Selebgram Karin Novilda, yang lebih dikenal dengan nama Awkarin, tidak memenuhi panggilan pemeriksaan sebagai saksi dalam kasus dugaan penipuan dan penggelapan dana perjalanan umrah yang melibatkan PT Khazanah Tamma Internasional atau Hanania Group. Awkarin dijadwalkan untuk memberikan keterangan pada Senin, 8 Juni 2026, namun ia tidak hadir tanpa memberikan alasan yang jelas.
Pemeriksaan Selebgram Lain
Selain Awkarin, penyidik Polda Metro Jaya juga menjadwalkan pemeriksaan terhadap beberapa selebgram lainnya pada hari yang sama. Mereka adalah Muhamad Miftahuda atau Keanu Angelo, Sara Gibson, Audrey Jesselyn, dan Dara Arafah. Dari semua nama tersebut, hanya Keanu Angelo yang hadir memenuhi panggilan. Dalam pemeriksaan, Keanu dicecar 28 pertanyaan yang berkaitan dengan kerja sama endorse, kontrak, fasilitas, pembayaran, serta legalitas travel umrah tersebut.
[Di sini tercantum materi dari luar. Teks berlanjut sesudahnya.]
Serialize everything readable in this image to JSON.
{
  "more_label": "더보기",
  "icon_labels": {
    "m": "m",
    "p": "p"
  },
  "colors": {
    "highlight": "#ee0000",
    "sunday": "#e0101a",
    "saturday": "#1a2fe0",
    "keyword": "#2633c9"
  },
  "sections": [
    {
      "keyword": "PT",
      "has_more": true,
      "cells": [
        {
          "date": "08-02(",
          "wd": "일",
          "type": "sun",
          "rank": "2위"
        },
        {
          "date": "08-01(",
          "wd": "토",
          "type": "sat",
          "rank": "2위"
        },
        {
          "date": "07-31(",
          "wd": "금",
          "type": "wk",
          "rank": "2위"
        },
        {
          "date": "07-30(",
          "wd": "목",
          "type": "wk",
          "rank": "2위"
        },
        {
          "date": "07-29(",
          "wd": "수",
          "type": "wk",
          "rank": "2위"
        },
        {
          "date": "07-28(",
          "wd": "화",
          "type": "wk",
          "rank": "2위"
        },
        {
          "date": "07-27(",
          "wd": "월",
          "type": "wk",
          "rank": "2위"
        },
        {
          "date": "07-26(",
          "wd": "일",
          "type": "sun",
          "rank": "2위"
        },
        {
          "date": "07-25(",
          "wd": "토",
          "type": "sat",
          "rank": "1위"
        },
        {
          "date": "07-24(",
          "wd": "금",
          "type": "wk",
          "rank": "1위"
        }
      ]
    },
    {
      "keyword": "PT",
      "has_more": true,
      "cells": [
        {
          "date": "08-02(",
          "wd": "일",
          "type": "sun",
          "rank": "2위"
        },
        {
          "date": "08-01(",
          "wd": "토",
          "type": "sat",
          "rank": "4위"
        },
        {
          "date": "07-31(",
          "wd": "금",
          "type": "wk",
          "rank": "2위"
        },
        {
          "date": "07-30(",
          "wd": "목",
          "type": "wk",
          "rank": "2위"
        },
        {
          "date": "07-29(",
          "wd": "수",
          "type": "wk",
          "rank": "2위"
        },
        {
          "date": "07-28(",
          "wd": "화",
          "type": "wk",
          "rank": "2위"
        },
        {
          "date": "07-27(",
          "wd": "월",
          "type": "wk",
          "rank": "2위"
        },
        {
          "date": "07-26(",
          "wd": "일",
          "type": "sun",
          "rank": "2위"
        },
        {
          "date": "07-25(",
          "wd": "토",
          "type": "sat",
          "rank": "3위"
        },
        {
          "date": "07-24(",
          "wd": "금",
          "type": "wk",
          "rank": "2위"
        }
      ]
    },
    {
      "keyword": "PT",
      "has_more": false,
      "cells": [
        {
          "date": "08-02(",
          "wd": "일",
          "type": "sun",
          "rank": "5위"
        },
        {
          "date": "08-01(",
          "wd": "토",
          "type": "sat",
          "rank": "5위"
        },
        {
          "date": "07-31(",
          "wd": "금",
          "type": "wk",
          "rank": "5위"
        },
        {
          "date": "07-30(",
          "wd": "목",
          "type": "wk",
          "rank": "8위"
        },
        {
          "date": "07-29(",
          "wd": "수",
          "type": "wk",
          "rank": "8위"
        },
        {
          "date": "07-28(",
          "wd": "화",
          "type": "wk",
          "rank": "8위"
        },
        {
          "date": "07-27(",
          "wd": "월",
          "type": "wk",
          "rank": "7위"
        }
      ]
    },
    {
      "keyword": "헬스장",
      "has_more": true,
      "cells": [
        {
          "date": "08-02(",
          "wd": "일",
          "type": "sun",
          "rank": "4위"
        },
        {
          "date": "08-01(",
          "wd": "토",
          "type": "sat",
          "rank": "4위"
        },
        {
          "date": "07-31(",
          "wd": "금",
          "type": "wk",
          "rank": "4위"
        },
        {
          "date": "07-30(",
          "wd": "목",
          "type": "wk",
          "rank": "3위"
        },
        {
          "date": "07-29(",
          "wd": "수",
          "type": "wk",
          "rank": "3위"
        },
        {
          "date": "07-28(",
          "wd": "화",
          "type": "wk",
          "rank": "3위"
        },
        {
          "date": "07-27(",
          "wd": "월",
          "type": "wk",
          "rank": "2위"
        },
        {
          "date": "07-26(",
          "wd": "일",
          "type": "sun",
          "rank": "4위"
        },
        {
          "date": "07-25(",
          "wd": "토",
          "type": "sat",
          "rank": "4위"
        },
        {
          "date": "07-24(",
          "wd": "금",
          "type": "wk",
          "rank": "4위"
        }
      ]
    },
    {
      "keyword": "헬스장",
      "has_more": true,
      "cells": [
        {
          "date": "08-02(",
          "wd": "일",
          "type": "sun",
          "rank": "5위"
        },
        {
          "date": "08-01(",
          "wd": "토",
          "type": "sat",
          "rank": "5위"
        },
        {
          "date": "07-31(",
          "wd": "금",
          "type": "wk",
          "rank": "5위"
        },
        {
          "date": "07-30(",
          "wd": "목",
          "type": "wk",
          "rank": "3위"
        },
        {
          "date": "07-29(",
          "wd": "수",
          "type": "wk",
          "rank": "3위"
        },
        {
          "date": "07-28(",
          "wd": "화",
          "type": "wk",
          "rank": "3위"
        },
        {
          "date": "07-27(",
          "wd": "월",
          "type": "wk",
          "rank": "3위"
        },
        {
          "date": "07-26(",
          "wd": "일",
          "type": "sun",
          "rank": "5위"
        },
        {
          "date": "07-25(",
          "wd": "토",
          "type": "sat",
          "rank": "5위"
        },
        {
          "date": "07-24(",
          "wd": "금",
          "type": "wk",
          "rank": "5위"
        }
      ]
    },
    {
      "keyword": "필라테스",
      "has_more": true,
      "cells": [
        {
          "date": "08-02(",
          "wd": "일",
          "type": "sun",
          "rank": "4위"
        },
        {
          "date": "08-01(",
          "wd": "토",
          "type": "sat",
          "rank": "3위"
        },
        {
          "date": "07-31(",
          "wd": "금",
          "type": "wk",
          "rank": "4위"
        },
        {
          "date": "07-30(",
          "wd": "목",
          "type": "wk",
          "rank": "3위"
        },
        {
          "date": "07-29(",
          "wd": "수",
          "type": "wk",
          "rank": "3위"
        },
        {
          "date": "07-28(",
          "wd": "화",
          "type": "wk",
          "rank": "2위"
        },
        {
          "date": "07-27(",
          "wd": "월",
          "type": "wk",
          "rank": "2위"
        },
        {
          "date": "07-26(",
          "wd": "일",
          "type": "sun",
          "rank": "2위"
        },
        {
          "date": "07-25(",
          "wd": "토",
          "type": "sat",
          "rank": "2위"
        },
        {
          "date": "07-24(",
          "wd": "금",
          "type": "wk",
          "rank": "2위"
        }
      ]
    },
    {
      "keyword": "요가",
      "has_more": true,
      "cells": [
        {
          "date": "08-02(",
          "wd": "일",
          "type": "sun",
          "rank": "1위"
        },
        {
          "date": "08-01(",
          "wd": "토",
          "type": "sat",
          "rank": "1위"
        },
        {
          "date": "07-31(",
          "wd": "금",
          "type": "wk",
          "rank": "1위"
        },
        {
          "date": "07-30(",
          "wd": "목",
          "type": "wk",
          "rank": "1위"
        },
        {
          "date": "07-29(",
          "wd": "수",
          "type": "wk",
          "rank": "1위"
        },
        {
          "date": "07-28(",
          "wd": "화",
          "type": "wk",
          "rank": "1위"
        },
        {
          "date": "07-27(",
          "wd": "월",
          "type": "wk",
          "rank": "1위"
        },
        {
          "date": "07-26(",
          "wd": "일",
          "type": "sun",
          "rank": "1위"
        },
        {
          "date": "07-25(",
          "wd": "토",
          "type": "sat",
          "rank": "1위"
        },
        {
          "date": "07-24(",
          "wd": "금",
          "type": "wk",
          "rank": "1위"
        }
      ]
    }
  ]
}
Kabid Humas Polda Metro Jaya, Kombes Budi Hermanto, menyatakan bahwa Awkarin tidak hadir tanpa keterangan. Sementara itu, Sara Gibson, Audrey Jesselyn, dan Dara Arafah juga belum hadir dan dijadwalkan ulang untuk pemeriksaan pada 12 Juni 2026.
Tersangka dan Pasal yang Dijerat
Sebelumnya, polisi telah menetapkan Direktur Utama PT Khazanah Tamma Internasional atau Hanania Group, Ahmad Syah Farhan, sebagai tersangka dalam kasus dugaan penipuan dan penggelapan dana perjalanan umrah pada Jumat, 29 Mei 2026. Farhan kini telah ditahan dan dijerat dengan Pasal 492 Undang-Undang Nomor 1 Tahun 2023 tentang KUHP, serta Pasal 486 dan Pasal 607 KUHP.
Penggunaan Dana Jemaah
Dari hasil penyidikan sementara, terungkap bahwa uang yang disetor oleh calon jemaah digunakan untuk kepentingan di luar proses pemberangkatan jemaah. Selain itu, dana tersebut juga digunakan oleh tersangka untuk membayar sejumlah influencer dalam rangka promosi paket umrah. Hal ini menunjukkan adanya penyalahgunaan dana yang seharusnya digunakan untuk keberangkatan umrah para jemaah.
Kasus ini terus berkembang dan pihak kepolisian masih melakukan pendalaman lebih lanjut. Pemeriksaan terhadap para selebgram yang terlibat diharapkan dapat mengungkap lebih banyak fakta terkait dugaan penipuan dan penggelapan yang dilakukan oleh Hanania Group.